Sustained Investigation #4

Inventory

Pencil, black pen

12" x 9"

The idea behind this piece was to draw a bunch of objects that are very important in the context of the comic. Floating together in empty space like an inventory screen in a video game the objects have to be interesting enough on there own to be eye catching. Even though the objects are fairly separated from one another there is still a bit of storytelling going on in between them. Some of the objects at the top all have circular designs on or as a part of them. All places where there would be text is replaced by ruins, the same alien language present on the prologue villain drawing from the first sustained investigation. In the context of the story all types of data, writing, code, or otherwise can be corrupted by the ruins. The only two exceptions is that the music notes in the music book are still there because it is information that conveys sound, something the ruins can't translate. The "AJ" sticker on AJ's notebook is also still there because its in the style of graffiti and the ruins can't translate or corrupt art.  Lastly the "GAME OVER" on the  arcade games screen is technically in the process of being corrupted with the darkness closing in, this was inspired by a nightmare sequence from later in the story. 

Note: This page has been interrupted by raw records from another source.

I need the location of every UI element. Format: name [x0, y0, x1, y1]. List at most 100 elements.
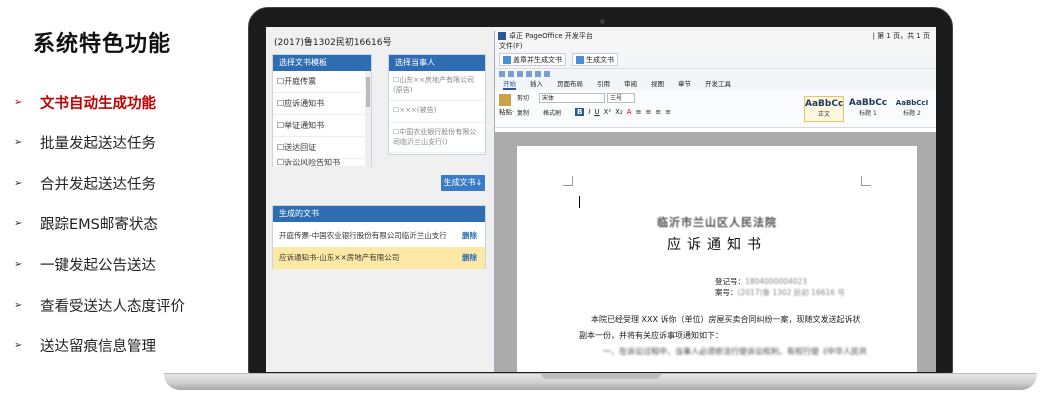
doc-template-header: 选择文书模板 — [273, 55, 371, 71]
word-doc-icon — [498, 32, 506, 40]
crop-mark — [861, 176, 871, 186]
tab-insert[interactable]: 插入 — [530, 79, 543, 90]
seal-generate-button[interactable]: 盖章并生成文书 — [499, 53, 566, 66]
scroll-thumb[interactable] — [366, 77, 370, 107]
print-icon[interactable] — [526, 71, 532, 77]
underline-button[interactable]: U — [594, 108, 599, 116]
feature-label: 送达留痕信息管理 — [40, 339, 156, 355]
doc-template-item[interactable]: ☐举证通知书 — [273, 115, 371, 137]
italic-button[interactable]: I — [588, 108, 590, 116]
style-name: 标题 1 — [859, 110, 877, 117]
style-name: 标题 2 — [903, 110, 921, 117]
doc-template-item[interactable]: ☐诉讼风险告知书 — [273, 159, 371, 167]
tab-layout[interactable]: 页面布局 — [557, 79, 583, 90]
generated-doc-name: 应诉通知书-山东××房地产有限公司 — [279, 253, 400, 262]
ribbon-tabs: 开始 插入 页面布局 引用 审阅 视图 章节 开发工具 — [495, 79, 936, 90]
party-header: 选择当事人 — [389, 55, 485, 71]
undo-icon[interactable] — [535, 71, 541, 77]
document-page[interactable]: 临沂市兰山区人民法院 应诉通知书 登记号：1804000004023 案号：(2… — [517, 146, 917, 372]
feature-item-attitude: ➢ 查看受送达人态度评价 — [14, 295, 185, 316]
feature-list: 系统特色功能 ➢ 文书自动生成功能 ➢ 批量发起送达任务 ➢ 合并发起送达任务 … — [0, 0, 240, 404]
office-editor-window: 卓正 PageOffice 开发平台 | 第 1 页，共 1 页 文件(F) 盖… — [494, 31, 936, 372]
font-size-select[interactable]: 三号 — [607, 93, 635, 103]
feature-item-announcement: ➢ 一键发起公告送达 — [14, 254, 156, 275]
case-number-line: 案号：(2017)鲁 1302 民初 16616 号 — [715, 287, 845, 298]
delete-link[interactable]: 删除 — [462, 247, 477, 269]
doc-template-item[interactable]: ☐应诉通知书 — [273, 93, 371, 115]
paste-label: 粘贴· — [499, 108, 515, 116]
bullet-arrow-icon: ➢ — [14, 137, 23, 148]
style-normal[interactable]: AaBbCc 正文 — [804, 96, 844, 122]
seal-generate-label: 盖章并生成文书 — [513, 55, 562, 64]
redo-icon[interactable] — [544, 71, 550, 77]
office-title: 卓正 PageOffice 开发平台 — [509, 32, 593, 40]
menu-file[interactable]: 文件(F) — [495, 41, 936, 51]
feature-item-merge-send: ➢ 合并发起送达任务 — [14, 173, 156, 194]
generate-label: 生成文书 — [586, 55, 614, 64]
laptop-notch — [541, 373, 661, 379]
style-sample: AaBbCc — [805, 99, 844, 109]
tab-home[interactable]: 开始 — [503, 79, 516, 90]
doc-template-item[interactable]: ☐开庭传票 — [273, 71, 371, 93]
crop-mark — [563, 176, 573, 186]
generated-doc-name: 开庭传票-中国农业银行股份有限公司临沂兰山支行 — [279, 231, 447, 240]
generated-docs-panel: 生成的文书 开庭传票-中国农业银行股份有限公司临沂兰山支行 删除 应诉通知书-山… — [272, 205, 486, 269]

This piece of art was created on a piece of artist paper (thicker then normal printer paper). I used a graphite pencil to sketch out the different objects, used a thin black sharpie pen to do the linework, then shaded in certain areas with the pencil. I did not erase the pencil from the sketch layer for the most part. I liked doing it this way because it reminded me a bit of using layers while doing digital art, with a sketch and lineart layer. Honestly the reason I chose these materials is that I forgot my sketchbook one day and planned to sketch a violin on just a piece of paper instead. The one violin in the corner turned into the whole piece as I repaned it further. 

 The practice work I did before this piece was the sketches I did of a few objects I associated with the characters below the headshot sketches I did of them in my sketchbook. The finished piece is an extension of this with more refined sketches that were then given "line art" through black sharpie pen. I choose to keep it black and white because I find that often times when I try to color in pieces like these they become muddy and unfocused, values are harder to plan out with traditional art. Additionally keeping it black and white keeps the whole thing crisp and puts all the focus on the design elements of the objects.